There is no perfect time for travel. I know this now. As long as I possess the energy, a valid passport and have the appropriate transport, then travelling will always be something I will have to do. My most recent trip abroad consisted of alternating cold and hot climates which resulted in my carrying two suitcases - albeit small ones - but that there is a lesson and quite possibly, another blog post.
I am a big fan or archaeology, and decided to add Israel on my itinerary this trip. Having not been there before, I wasn't sure what to expect. However, I have to admit, a couple of days in, I fell in love with it.
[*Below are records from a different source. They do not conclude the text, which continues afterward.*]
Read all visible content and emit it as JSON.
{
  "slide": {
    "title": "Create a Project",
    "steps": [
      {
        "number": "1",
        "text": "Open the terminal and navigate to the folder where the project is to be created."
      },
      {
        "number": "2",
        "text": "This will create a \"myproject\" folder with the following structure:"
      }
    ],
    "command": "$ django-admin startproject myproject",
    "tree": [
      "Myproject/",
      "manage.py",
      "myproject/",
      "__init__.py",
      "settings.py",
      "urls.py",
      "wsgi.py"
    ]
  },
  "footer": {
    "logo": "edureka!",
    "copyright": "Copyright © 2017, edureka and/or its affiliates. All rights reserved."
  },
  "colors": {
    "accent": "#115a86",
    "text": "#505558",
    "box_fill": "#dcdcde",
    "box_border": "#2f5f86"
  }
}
My stay in Israel was essentially two weeks of sun-soaked, peaceful days wandering and exploring flea markets, Old Cities, driving around the countryside and seeing stunning landscapes, ancient city ruins, eating delicious food and meeting lovely people.
Stunning landscapes and historical sites have always held a fascination for me. Since way back in the day, as a student of history and art to now, as an adult and a jewellery designer, they still have the same allure. I made the trip out to the Dead Sea and Masada one day, on one of my driving jaunts. Wheeling past banana farms, long stretches of desert roads, date plantations and even a pack of gazelles, I arrived at my destination around lunchtime. Once there, I had to forego the pleasure of hiking up to the top (no appropriate attire, you see) so hopped aboard the waiting cablecar instead. I was not disappointed. Wandering around the ruins of the fortress reminded me just how fortunate I am to be able to do this. For me, this place is mysterious and stark. Seriously, if I was asked to pitch a tent there and stay a while, I would have done so, no question (well, ok, maybe I would ask for a generator, a well stocked bar fridge plus some gorgeous cushions and pashminas!) I observed the raptors that circled overhead and plummeted to some unsuspecting prey in the valley below. More closely, small dark starlings flitted amongst the stony ruins at the Byzantine Gate and took off once I got too close. I also took the opportunity to photograph some of my jewellery there. The light was fantastic at that hour in the afternoon - gold on gold but with definition. The Greco-Roman-inspired styles of my handcrafts lend themselves perfectly with the backdrop of the fortress ruins and ancient mosaics. It wasn't at all difficult to imagine that these necklaces could have been worn in that era by ladies bedecked in flowing stola, elegant palas and ringleted up-dos.